The coming rate increase - an average of $743 a year per household - is the result of a deregulation plan and settlement agreement approved by the legislature and other officials in 1999 and 2000. As part of the deal, rate caps have been in place for six years but are now due to expire just as world energy prices have spiked because of Hurricane Katrina and global instability.
In addition to the two bills moving forward in the House and Senate, Busch said he expected the legislature to demand some recouping of $528 million customers paid Constellation over the last several years to compensate the company for an expected decline in the value of its Maryland power plants. Rather than declining, their value has increased significantly in recent years.
"Both houses are talking about solutions to the problem," Busch said. "Up until now, there's been no dialogue about the problem other than a long-term financing plan."
A bill requiring Constellation to return the $528 million is pending in the Senate Finance Committee. Sen. Thomas M. Middleton, a Charles County Democrat and the committee's chairman, said he was waiting for an opinion from the attorney general regarding the bill's constitutionality.
Until yesterday, efforts in the legislature to address the rates and merger had been generally bipartisan. But Republican allies of the governor stood on the floor of the Senate yesterday to object to the PSC reconstitution bill, saying it was nothing but a petty slap at his appointees.
"This is probably the most mean-spirited bill I've seen since being in the legislature," said Sen. J. Lowell Stoltzfus, the minority leader from the Eastern Shore. "It's opportunistic piling on, blaming the PSC for the electricity rate increase. The real story is, this bill is not really about the rates but it's about criticism toward this administration for replacing PSC members."
The commission - four of whose five members were appointed by Ehrlich - has come under intense fire for not acting aggressively enough to protect the public from the rate increases. Prominent lawmakers have called for commission Chairman Kenneth D. Schisler's resignation, particularly since a series of e-mails were uncovered earlier this month showing what some called a too-cozy relationship between him and industry lobbyists and officials.
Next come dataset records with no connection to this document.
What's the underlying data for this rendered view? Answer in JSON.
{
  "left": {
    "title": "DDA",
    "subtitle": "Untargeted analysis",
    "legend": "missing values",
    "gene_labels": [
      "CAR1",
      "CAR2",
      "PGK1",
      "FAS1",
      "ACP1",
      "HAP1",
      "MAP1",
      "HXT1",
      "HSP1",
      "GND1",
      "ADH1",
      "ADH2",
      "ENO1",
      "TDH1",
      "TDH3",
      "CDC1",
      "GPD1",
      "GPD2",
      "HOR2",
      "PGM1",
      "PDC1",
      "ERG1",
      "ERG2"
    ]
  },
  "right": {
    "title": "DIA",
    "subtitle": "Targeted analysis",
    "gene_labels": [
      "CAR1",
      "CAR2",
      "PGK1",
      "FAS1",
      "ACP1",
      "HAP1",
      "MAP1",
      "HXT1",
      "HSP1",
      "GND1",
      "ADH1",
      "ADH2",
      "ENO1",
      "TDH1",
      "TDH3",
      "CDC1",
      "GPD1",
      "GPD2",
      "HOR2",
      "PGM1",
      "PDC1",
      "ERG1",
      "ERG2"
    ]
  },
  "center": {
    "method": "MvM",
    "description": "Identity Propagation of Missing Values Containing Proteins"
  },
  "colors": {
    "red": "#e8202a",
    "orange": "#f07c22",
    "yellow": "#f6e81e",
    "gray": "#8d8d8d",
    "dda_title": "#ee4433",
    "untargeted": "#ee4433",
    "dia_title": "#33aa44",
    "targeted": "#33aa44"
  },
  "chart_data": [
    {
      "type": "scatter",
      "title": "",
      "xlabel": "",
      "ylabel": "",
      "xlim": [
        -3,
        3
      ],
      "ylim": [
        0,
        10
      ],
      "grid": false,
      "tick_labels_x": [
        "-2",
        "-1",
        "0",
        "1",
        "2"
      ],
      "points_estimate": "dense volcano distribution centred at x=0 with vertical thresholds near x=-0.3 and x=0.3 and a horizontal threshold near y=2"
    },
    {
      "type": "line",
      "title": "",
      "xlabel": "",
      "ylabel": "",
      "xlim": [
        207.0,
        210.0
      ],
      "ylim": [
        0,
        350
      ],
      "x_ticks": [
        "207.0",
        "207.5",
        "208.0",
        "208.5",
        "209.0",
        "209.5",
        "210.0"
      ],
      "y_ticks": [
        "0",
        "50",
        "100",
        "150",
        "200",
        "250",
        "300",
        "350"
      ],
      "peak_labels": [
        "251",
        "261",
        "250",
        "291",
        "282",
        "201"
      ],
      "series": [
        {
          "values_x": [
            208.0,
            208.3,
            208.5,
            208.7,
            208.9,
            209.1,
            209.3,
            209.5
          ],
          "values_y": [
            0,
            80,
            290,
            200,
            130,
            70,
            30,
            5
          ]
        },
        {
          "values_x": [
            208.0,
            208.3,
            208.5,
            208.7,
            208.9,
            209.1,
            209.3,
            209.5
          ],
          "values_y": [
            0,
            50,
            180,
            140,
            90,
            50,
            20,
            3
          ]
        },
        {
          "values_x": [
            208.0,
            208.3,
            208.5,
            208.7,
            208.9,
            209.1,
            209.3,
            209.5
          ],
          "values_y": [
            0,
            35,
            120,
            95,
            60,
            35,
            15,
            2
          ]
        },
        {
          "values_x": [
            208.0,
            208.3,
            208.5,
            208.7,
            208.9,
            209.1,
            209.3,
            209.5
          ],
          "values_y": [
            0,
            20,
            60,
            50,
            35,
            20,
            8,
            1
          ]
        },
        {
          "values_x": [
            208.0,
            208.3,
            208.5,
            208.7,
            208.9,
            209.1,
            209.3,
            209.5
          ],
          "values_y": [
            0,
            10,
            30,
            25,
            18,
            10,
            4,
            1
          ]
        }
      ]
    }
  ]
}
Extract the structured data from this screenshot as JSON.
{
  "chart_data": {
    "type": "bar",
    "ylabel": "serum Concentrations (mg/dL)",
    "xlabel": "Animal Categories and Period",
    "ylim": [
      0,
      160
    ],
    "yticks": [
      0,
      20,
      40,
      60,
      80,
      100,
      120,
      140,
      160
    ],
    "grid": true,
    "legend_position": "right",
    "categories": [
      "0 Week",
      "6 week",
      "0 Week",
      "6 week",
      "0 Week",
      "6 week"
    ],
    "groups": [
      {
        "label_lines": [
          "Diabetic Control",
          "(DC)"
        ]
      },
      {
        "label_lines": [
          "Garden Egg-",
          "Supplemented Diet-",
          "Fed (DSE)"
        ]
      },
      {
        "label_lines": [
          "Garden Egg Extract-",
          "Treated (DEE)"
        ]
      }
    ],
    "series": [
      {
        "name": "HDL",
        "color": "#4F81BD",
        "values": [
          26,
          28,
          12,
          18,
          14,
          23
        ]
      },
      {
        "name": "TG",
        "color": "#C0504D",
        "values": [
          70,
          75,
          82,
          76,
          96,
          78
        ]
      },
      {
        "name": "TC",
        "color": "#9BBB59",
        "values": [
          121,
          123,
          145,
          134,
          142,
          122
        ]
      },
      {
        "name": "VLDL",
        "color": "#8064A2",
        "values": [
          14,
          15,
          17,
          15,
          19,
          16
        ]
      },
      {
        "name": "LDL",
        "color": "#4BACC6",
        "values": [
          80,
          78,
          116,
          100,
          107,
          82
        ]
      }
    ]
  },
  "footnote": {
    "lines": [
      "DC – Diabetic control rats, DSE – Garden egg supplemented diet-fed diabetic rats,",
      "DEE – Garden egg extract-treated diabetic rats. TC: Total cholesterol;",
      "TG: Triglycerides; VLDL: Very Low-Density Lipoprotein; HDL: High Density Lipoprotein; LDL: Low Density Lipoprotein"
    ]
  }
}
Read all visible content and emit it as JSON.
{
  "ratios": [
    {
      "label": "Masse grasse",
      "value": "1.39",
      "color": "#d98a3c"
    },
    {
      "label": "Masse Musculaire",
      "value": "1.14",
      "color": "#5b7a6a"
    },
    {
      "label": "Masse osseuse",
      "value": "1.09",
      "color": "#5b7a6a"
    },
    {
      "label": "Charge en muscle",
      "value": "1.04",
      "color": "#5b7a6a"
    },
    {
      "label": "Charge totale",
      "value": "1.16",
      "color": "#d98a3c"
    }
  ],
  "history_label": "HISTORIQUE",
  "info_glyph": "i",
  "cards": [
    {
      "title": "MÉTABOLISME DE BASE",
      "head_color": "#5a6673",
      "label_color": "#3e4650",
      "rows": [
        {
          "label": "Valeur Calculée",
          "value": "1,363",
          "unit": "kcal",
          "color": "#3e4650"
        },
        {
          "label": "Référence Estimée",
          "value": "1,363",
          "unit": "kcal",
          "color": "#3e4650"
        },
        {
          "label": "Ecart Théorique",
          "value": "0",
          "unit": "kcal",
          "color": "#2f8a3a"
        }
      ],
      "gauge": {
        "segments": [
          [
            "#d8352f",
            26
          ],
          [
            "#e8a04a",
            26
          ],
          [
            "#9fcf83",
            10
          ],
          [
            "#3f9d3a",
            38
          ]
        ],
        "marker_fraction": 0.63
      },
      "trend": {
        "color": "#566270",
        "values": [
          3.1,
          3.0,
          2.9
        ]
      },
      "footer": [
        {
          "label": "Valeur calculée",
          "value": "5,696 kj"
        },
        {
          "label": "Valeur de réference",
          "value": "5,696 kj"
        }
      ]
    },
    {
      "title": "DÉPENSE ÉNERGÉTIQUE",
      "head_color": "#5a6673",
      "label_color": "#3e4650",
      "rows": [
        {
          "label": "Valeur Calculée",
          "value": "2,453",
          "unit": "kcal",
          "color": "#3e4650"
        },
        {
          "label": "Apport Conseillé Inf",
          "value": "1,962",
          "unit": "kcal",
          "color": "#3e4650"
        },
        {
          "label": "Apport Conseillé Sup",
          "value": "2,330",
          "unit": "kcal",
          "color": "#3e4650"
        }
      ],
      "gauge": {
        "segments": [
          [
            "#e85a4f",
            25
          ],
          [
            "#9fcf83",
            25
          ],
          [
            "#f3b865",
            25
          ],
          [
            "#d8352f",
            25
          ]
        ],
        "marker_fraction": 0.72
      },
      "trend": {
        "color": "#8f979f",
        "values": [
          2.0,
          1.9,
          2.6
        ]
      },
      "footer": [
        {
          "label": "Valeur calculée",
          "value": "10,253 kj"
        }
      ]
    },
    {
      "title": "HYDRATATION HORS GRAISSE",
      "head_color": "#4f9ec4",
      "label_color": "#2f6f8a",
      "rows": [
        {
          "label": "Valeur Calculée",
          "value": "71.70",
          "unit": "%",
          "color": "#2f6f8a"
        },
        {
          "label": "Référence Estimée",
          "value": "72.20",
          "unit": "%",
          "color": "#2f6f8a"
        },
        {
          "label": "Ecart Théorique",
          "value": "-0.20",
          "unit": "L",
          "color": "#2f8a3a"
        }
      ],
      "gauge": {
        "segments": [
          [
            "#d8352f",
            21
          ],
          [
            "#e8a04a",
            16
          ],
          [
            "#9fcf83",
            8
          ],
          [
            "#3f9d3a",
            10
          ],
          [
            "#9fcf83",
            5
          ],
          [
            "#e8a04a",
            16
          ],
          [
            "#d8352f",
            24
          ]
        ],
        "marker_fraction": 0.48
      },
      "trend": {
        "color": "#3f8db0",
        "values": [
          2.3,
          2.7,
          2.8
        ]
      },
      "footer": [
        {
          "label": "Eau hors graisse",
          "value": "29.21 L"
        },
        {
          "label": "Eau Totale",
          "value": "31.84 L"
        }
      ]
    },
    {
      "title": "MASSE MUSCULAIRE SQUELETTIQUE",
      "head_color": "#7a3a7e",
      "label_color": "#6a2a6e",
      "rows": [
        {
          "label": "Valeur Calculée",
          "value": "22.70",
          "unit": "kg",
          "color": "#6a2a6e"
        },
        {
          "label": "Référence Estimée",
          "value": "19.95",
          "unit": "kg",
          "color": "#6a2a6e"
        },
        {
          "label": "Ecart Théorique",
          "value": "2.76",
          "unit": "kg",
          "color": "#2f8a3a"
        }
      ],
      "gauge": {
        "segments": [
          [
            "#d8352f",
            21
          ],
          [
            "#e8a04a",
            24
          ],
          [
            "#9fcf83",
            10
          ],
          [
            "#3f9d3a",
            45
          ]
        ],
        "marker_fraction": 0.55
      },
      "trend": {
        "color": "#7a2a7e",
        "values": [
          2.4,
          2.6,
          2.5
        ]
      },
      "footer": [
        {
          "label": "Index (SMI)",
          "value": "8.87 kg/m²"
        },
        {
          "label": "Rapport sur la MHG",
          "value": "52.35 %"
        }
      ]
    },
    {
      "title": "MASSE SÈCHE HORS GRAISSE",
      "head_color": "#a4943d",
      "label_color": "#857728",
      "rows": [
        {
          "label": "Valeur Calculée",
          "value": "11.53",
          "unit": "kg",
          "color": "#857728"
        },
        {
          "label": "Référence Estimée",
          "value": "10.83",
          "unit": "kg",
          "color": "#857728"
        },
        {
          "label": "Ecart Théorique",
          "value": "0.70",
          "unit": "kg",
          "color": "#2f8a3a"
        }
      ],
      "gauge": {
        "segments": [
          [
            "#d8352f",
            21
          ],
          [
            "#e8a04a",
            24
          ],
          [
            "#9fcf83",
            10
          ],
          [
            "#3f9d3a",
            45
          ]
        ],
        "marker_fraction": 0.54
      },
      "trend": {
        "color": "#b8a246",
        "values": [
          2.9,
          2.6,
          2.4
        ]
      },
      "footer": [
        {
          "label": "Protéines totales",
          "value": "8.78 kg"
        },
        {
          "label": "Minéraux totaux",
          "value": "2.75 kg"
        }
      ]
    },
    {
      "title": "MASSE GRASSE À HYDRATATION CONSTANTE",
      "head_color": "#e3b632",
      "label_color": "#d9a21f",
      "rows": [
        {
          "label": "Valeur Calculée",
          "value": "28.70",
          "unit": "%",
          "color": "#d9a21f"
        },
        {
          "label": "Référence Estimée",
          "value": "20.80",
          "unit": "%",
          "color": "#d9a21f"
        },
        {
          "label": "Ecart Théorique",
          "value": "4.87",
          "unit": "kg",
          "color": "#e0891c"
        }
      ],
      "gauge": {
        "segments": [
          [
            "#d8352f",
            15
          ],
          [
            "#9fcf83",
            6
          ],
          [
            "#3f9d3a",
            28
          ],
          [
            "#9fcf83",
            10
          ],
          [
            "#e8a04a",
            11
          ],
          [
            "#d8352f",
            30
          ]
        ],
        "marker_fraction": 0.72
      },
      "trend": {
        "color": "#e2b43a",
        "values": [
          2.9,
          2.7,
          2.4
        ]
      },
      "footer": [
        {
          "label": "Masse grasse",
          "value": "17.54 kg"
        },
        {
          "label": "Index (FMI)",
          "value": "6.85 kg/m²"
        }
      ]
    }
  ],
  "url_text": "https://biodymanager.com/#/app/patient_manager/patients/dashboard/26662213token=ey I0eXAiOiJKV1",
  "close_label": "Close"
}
Schisler issued a statement yesterday opposing the bill, which would effectively oust him from his $117,000-a-year job.
"This legislation does nothing to address the upcoming looming rate increase facing consumers," Schisler said in the statement.
But Democratic senators said the public doesn't trust the commission.
"It wasn't put in there to be mean-spirited," said Sen. Paula C. Hollinger, the Baltimore County Democrat who sponsored the bill. "It was put in there so the people have confidence in those who are supposed to be out there protecting their interest."
Middleton said one name that has been talked about as a potential new member of the commission is Michael J. Travieso, the longtime People's Counsel who was ousted by Ehrlich shortly after the governor took office in 2003.
The Senate's preliminary vote on the bill and on several amendments offered by Republicans fell largely on party lines, with Sen. E.J. Pipkin, an Eastern Shore Republican, the only member of his party to side with the Democrats. He said the current commissioners have only espoused deregulation and market competition, which haven't worked in Maryland.
"We want people in the room we're comfortable with who will be aggressive on behalf of the consumers," Pipkin said. "This vote is not about politics, in my opinion. This is policy over politics."